Bill Callahan, “Shepherd in a Sheepskin Vest”

While so much of Callahan’s past songwriting has felt like poetic exercise, this time autobiography shines through.
Reviews
Bill Callahan, “Shepherd in a Sheepskin Vest”

While so much of Callahan’s past songwriting has felt like poetic exercise, this time autobiography shines through.

Words: Jon Pruett

June 13, 2019

Bill Callahan
Shepherd in a Sheepskin Vest
DRAG CITY
7/10

Bill Callahan’s latest journey comes a good six years after Dream River, one of the most languid and arrestingly soulful records of his long career. This time, on Shepherd in a Sheepskin Vest, he doubles down on length, giving us four sides of tangled stories and confessional asides to unravel. It’s hard not to hear his previous album’s sonic influence in the opener, “Shepherd’s Welcome,” especially in the way it plays with sound.

And then we’re off into the rural mystic. While so much of Callahan’s past songwriting has felt like poetic exercise, this time autobiography shines through. Phrases like “it sure feels good to be singing again” and “I got married” and “I had a son” don’t leave much room for interpretation. Still, there has always been a bit of reality behind the blood and bone, river and wood metaphors that populate Callahan’s songs. Sure, he may have slipped into domesticity the past few years, but he’s not about to drop “Danny’s Song” on us. Instead, the biblical and folkloric imagery of the shepherd is the returning image: up on the hill, guarding the flock, possible possessor of some gnostic secrets.

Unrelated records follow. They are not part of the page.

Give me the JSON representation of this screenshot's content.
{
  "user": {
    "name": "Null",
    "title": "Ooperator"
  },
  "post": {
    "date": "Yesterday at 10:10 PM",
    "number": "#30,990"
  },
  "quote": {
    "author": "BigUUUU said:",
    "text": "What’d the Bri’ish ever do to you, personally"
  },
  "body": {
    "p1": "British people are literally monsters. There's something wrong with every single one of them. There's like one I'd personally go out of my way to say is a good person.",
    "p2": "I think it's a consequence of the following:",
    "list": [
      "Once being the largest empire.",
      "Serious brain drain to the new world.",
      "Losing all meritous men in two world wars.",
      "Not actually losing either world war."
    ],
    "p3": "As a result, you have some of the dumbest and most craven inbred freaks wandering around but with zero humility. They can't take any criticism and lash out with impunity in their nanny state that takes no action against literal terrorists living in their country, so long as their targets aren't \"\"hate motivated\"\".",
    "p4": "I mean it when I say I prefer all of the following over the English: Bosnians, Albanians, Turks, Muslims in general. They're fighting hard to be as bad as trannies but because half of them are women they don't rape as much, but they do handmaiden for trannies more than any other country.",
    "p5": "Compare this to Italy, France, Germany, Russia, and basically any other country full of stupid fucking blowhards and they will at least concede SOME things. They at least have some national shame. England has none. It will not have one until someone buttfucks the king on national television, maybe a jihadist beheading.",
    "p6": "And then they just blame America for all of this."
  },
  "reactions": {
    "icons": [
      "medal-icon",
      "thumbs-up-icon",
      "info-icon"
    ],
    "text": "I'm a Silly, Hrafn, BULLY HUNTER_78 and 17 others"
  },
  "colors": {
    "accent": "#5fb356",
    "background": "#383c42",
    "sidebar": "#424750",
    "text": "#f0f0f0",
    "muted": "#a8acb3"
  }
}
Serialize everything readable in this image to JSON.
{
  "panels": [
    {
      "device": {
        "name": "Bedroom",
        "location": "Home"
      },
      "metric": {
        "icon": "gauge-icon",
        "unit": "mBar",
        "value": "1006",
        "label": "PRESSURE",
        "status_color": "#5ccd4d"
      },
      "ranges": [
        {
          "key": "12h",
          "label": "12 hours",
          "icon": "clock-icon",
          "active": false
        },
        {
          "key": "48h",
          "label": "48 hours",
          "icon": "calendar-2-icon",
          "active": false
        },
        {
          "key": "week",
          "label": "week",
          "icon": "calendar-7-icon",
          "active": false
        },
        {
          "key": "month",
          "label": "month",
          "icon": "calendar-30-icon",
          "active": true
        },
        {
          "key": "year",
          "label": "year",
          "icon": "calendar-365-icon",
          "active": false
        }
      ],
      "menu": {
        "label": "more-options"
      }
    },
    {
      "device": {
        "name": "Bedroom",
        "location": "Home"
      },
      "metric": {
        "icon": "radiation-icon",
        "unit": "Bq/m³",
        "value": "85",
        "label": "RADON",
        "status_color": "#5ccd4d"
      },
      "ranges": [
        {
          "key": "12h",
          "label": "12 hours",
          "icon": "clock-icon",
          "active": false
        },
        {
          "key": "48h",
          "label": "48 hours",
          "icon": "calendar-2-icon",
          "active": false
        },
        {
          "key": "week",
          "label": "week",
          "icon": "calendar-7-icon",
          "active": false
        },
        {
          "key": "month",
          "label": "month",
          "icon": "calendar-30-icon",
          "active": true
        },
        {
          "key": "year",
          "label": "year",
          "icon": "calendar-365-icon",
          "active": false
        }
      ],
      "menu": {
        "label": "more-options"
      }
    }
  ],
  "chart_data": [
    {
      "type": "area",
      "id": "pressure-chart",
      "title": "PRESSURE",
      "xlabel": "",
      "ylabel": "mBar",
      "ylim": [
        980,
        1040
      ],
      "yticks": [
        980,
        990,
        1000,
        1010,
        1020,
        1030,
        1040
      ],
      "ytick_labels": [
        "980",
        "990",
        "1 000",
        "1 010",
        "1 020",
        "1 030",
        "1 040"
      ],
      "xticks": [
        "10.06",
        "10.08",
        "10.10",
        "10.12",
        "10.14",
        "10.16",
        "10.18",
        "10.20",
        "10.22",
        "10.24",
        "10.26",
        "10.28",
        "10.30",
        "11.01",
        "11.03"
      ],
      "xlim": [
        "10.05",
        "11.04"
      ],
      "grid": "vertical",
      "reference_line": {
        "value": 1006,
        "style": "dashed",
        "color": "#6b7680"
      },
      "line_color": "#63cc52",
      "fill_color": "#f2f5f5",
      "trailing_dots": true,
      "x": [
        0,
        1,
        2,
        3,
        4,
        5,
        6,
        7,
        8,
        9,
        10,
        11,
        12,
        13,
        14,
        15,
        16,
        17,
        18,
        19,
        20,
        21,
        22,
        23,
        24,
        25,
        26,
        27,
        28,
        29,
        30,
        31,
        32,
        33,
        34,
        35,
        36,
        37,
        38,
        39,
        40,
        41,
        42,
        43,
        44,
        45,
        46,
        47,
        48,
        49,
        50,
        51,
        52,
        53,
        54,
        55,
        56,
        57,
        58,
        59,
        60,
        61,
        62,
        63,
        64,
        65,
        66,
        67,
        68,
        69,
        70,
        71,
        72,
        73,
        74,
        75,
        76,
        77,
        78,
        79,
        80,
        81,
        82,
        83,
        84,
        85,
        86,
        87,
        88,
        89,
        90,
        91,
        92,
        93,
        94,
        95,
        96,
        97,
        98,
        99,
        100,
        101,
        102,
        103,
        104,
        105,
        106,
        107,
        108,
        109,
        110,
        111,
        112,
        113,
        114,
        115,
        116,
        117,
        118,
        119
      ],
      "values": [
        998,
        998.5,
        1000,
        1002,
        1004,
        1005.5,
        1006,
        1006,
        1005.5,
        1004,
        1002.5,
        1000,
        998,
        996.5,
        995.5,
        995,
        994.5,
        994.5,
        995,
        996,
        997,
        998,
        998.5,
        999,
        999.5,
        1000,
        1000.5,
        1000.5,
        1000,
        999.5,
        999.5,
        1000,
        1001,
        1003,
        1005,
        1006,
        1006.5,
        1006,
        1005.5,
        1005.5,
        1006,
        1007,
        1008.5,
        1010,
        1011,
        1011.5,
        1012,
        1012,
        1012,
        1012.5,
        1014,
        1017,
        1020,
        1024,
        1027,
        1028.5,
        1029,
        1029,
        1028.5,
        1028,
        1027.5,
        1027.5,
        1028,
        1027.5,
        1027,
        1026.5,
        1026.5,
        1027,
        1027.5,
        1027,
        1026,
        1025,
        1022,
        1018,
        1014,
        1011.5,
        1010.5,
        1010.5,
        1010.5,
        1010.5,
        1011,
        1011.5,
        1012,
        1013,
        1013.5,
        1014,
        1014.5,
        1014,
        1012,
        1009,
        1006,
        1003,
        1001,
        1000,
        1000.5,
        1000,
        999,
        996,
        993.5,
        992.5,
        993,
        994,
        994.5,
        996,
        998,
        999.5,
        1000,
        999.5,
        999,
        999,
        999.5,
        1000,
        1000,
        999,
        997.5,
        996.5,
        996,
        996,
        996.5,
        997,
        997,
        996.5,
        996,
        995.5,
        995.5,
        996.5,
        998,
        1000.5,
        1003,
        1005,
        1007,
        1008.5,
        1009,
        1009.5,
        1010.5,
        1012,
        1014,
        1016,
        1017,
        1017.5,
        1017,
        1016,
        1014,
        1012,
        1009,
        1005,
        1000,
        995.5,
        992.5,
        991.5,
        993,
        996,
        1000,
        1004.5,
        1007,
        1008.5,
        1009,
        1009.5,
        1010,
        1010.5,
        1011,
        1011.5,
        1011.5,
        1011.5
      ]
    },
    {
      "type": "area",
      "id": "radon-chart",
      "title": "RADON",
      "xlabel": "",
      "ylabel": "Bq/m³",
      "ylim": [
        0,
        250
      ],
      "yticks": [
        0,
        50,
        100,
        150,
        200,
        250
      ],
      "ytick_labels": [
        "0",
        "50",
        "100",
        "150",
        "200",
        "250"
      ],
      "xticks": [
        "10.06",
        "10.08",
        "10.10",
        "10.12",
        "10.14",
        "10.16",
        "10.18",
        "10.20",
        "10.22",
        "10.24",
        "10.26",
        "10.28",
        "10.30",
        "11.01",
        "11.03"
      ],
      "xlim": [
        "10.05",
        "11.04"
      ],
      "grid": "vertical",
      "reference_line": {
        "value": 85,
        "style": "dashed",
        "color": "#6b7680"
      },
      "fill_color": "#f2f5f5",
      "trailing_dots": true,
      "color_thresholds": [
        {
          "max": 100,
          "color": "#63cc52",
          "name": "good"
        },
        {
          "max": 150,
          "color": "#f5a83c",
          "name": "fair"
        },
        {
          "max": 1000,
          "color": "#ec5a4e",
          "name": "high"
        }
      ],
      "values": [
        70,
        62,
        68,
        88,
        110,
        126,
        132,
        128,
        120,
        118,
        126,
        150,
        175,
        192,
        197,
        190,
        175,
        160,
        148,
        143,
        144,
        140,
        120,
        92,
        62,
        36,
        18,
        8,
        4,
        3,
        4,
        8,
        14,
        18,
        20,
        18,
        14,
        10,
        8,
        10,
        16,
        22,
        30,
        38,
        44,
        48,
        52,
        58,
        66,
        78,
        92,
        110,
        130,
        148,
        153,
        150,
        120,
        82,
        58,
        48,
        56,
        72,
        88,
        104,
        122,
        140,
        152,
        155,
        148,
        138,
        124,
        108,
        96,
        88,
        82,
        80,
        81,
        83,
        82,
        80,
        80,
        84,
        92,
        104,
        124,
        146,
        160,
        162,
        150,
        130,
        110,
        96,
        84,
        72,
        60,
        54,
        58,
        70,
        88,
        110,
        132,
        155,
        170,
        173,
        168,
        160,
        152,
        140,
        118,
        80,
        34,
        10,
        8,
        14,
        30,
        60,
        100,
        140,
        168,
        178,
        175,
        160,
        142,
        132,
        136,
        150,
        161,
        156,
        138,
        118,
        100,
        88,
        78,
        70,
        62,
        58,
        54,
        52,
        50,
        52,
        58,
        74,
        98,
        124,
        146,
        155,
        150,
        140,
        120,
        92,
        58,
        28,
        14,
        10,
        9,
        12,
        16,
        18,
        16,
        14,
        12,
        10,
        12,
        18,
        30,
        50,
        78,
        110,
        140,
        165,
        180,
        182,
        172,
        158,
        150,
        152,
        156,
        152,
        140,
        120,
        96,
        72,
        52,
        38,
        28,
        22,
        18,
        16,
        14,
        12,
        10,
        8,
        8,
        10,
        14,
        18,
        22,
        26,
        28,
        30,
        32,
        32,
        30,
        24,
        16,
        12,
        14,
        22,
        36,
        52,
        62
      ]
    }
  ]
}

Musically, Callahan is operating with a stunning group, shifting in the narcotic Tex-Mex sands one minute and shimmering like an oasis in the Joshua Tree desert the next. The music’s starkness helps give lines such as “like motel curtains, we never really met” and “like two wrestlers, I am mostly still” (the man does love a good simile) the right kind of framing. While his stuff does have a writerly element, he’s not so stern in his delivery that it feels scholarly, and sometimes it just seems as if he likes the way words fit together.

The strongest collective thread of these songs is Callahan’s humanity and continued search for mystery. This could be considered his period of domestic bliss—a phrase which typically represents the opposite of creative expression in the parlance of songwriters. But Callahan has never been easy to figure out. Here, it sounds like he’s found a brief bit of respite in the bright lights and chaos that a new family can bring.